I'm saying there is no synthesis without a transcendental structure, and no transcendental structure without synthesis (the output = experience).

Not necessarily, I'm not saying the content of an experience proves an a priori statement, but its form. Experience is formally identical to itself, but that form is not itself an item of experience.

I suppose I'm just repeating Kant's insights then

It really doesn’t matter. Anything true without reference to experience has nothing to tell us about experience.

>
I'm saying there is no synthesis without a transcendental structure
Yes, but said trascental structure is contentless: it merely operates the synthesis. Kant deals with it in the third section of the TD, it's called synthetic unity of apperception.
>no transcendental structure without synthesis (the output = experience)
Nope, the synthtic unity of apperception comes prior to synthesis, and as such we cannot experience it.

Kant is a swampy little ditch of quicksand. People wallow around in it pretending they can swim. Those of us who refuse to indulge in a muddy dip are confronted with the schoolboy game of being yelled at:"Kant!
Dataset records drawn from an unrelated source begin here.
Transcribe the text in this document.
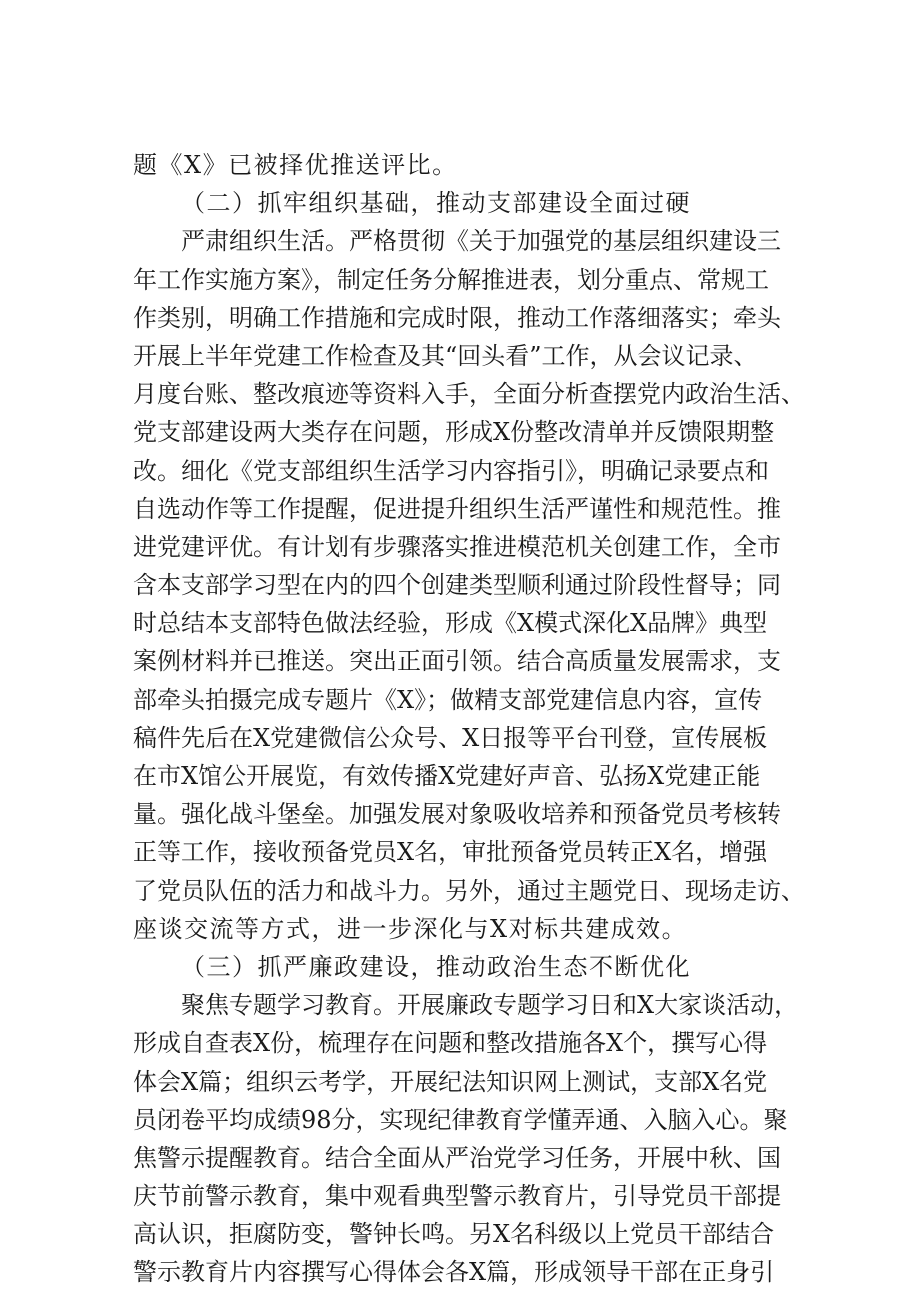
题《X》已被择优推送评比。
（二）抓牢组织基础，推动支部建设全面过硬
严肃组织生活。严格贯彻《关于加强党的基层组织建设三
年工作实施方案》，制定任务分解推进表，划分重点、常规工
作类别，明确工作措施和完成时限，推动工作落细落实；牵头
开展上半年党建工作检查及其“回头看”工作，从会议记录、
月度台账、整改痕迹等资料入手，全面分析查摆党内政治生活、
党支部建设两大类存在问题，形成X份整改清单并反馈限期整
改。细化《党支部组织生活学习内容指引》，明确记录要点和
自选动作等工作提醒，促进提升组织生活严谨性和规范性。推
进党建评优。有计划有步骤落实推进模范机关创建工作，全市
含本支部学习型在内的四个创建类型顺利通过阶段性督导；同
时总结本支部特色做法经验，形成《X模式深化X品牌》典型
案例材料并已推送。突出正面引领。结合高质量发展需求，支
部牵头拍摄完成专题片《X》；做精支部党建信息内容，宣传
稿件先后在X党建微信公众号、X日报等平台刊登，宣传展板
在市X馆公开展览，有效传播X党建好声音、弘扬X党建正能
量。强化战斗堡垒。加强发展对象吸收培养和预备党员考核转
正等工作，接收预备党员X名，审批预备党员转正X名，增强
了党员队伍的活力和战斗力。另外，通过主题党日、现场走访、
座谈交流等方式，进一步深化与X对标共建成效。
（三）抓严廉政建设，推动政治生态不断优化
聚焦专题学习教育。开展廉政专题学习日和X大家谈活动，
形成自查表X份，梳理存在问题和整改措施各X个，撰写心得
体会X篇；组织云考学，开展纪法知识网上测试，支部X名党
员闭卷平均成绩98分，实现纪律教育学懂弄通、入脑入心。聚
焦警示提醒教育。结合全面从严治党学习任务，开展中秋、国
庆节前警示教育，集中观看典型警示教育片，引导党员干部提
高认识，拒腐防变，警钟长鸣。另X名科级以上党员干部结合
警示教育片内容撰写心得体会各X篇，形成领导干部在正身引
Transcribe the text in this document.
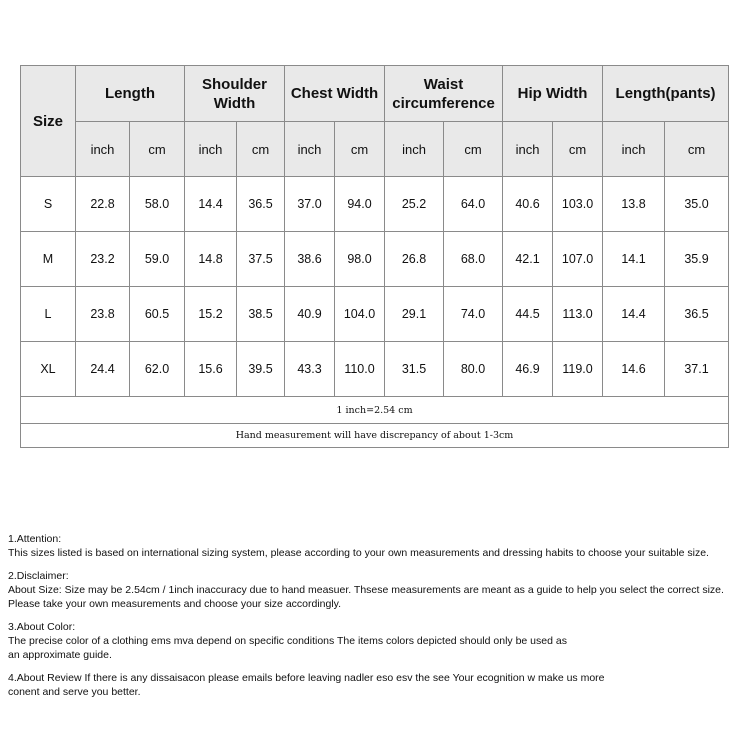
Size	Length		Shoulder Width		Chest Width		Waist circumference		Hip Width		Length(pants)	
	inch	cm	inch	cm	inch	cm	inch	cm	inch	cm	inch	cm
S	22.8	58.0	14.4	36.5	37.0	94.0	25.2	64.0	40.6	103.0	13.8	35.0
M	23.2	59.0	14.8	37.5	38.6	98.0	26.8	68.0	42.1	107.0	14.1	35.9
L	23.8	60.5	15.2	38.5	40.9	104.0	29.1	74.0	44.5	113.0	14.4	36.5
XL	24.4	62.0	15.6	39.5	43.3	110.0	31.5	80.0	46.9	119.0	14.6	37.1
1 inch=2.54 cm												
Hand measurement will have discrepancy of about 1-3cm												

1.Attention:

This sizes listed is based on international sizing system, please according to your own measurements and dressing habits to choose your suitable size.

2.Disclaimer:

About Size: Size may be 2.54cm / 1inch inaccuracy due to hand measuer. Thsese measurements are meant as a guide to help you select the correct size.

Please take your own measurements and choose your size accordingly.

3.About Color:

The precise color of a clothing ems mva depend on specific conditions The items colors depicted should only be used as

an approximate guide.

4.About Review If there is any dissaisacon please emails before leaving nadler eso esv the see Your ecognition w make us more

conent and serve you better.
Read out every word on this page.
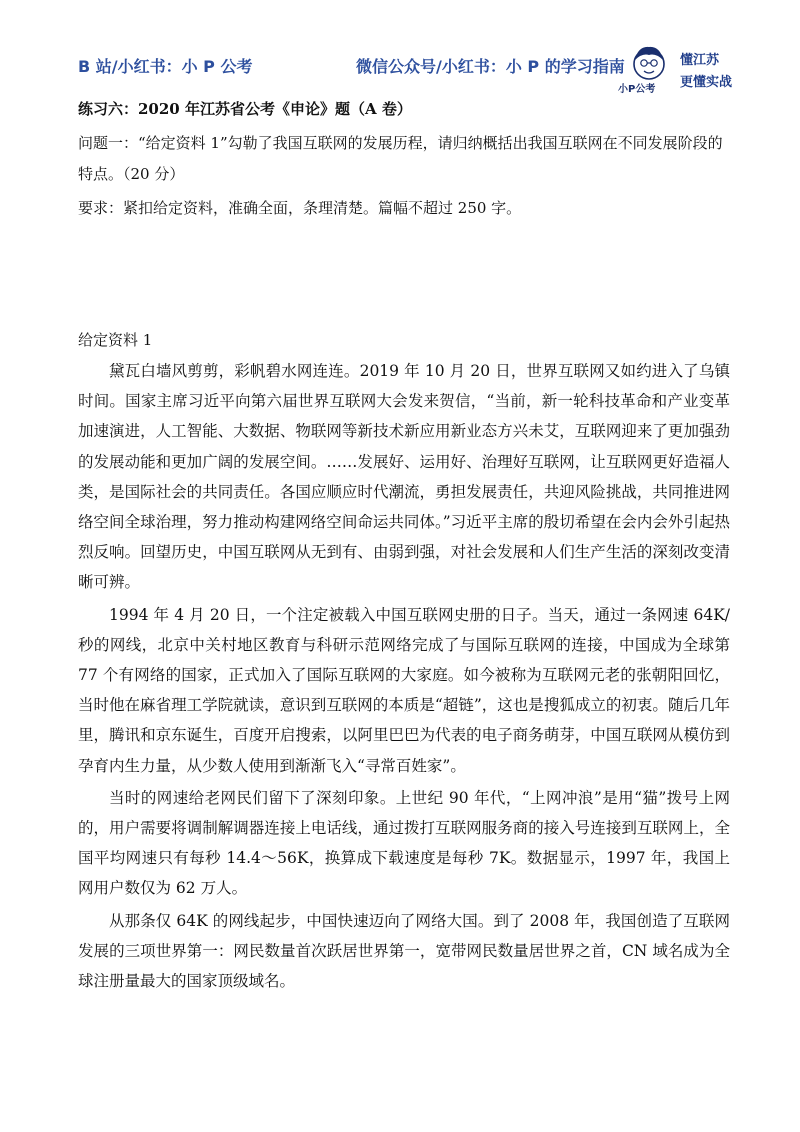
B 站/小红书：小 P 公考	微信公众号/小红书：小 P 的学习指南
小P公考
懂江苏
更懂实战
练习六：2020 年江苏省公考《申论》题（A 卷）
问题一：“给定资料 1”勾勒了我国互联网的发展历程，请归纳概括出我国互联网在不同发展阶段的特点。（20 分）
要求：紧扣给定资料，准确全面，条理清楚。篇幅不超过 250 字。
给定资料 1

黛瓦白墙风剪剪，彩帆碧水网连连。2019 年 10 月 20 日，世界互联网又如约进入了乌镇时间。国家主席习近平向第六届世界互联网大会发来贺信，“当前，新一轮科技革命和产业变革加速演进，人工智能、大数据、物联网等新技术新应用新业态方兴未艾，互联网迎来了更加强劲的发展动能和更加广阔的发展空间。……发展好、运用好、治理好互联网，让互联网更好造福人类，是国际社会的共同责任。各国应顺应时代潮流，勇担发展责任，共迎风险挑战，共同推进网络空间全球治理，努力推动构建网络空间命运共同体。”习近平主席的殷切希望在会内会外引起热烈反响。回望历史，中国互联网从无到有、由弱到强，对社会发展和人们生产生活的深刻改变清晰可辨。

1994 年 4 月 20 日，一个注定被载入中国互联网史册的日子。当天，通过一条网速 64K/秒的网线，北京中关村地区教育与科研示范网络完成了与国际互联网的连接，中国成为全球第 77 个有网络的国家，正式加入了国际互联网的大家庭。如今被称为互联网元老的张朝阳回忆，当时他在麻省理工学院就读，意识到互联网的本质是“超链”，这也是搜狐成立的初衷。随后几年里，腾讯和京东诞生，百度开启搜索，以阿里巴巴为代表的电子商务萌芽，中国互联网从模仿到孕育内生力量，从少数人使用到渐渐飞入“寻常百姓家”。

当时的网速给老网民们留下了深刻印象。上世纪 90 年代，“上网冲浪”是用“猫”拨号上网的，用户需要将调制解调器连接上电话线，通过拨打互联网服务商的接入号连接到互联网上，全国平均网速只有每秒 14.4～56K，换算成下载速度是每秒 7K。数据显示，1997 年，我国上网用户数仅为 62 万人。

从那条仅 64K 的网线起步，中国快速迈向了网络大国。到了 2008 年，我国创造了互联网发展的三项世界第一：网民数量首次跃居世界第一，宽带网民数量居世界之首，CN 域名成为全球注册量最大的国家顶级域名。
Kant!" to which we have to reply, "Won't! Won't!"

proves

I know it's contentless, that's why I distinguished between content and form of experience.

I suppose what I'm saying then is there'd be no CONCEPT of a transcendental synthesis itself, but that synthesis is necessarily operative whether it is for Kant or for Joe schmoe.

I suppose I don't really have any questions then.

Not really, Kant is not that swampy. Also everything I've said is literally contained in the first 100 pages of the first critique. I'm not even going that deep into the system
By forms of experience you mean pure intuitions? In that case, they're contentless too.
>I suppose what I'm saying then is there'd be no CONCEPT of a transcendental synthesis itself, but that synthesis is necessarily operative whether it is for Kant or for Joe schmoe.
Pretty much, as long as Joe has an intellect (the 12 categories are shared by every possible finite rational being according to Kant, infinite rational being would intead think in relation to intellectual intuitions).

wtf are you yapping about

user, you need to be very aware of discursive analytical statements that are pure and those that needed experience of which then a priori an analytical statement can be made.
Body has expansion is a empirical analytical statement a priori. so is 2 = 2. pure synthetic statement that needs no experience but the knowledge that identity with itself is the same is a pure analytical statemnt that is true which 2=2 needs to base on to be true. These a priori pure truths are very few (to some only identity being the one) on which all other statements need to base on; for them to be true necessarily they need to be prior to Any experience. The only thing you could say is of these necessary statements (verstandesbegriffe) is that you can only know of them After experience since they are empty on their own and need content to mend by their form, so possibly we only know them by what we have experienced.
no spacial or temporal statement is pure analytical a priori though it may rely on a pure analytical a priori necessary statement.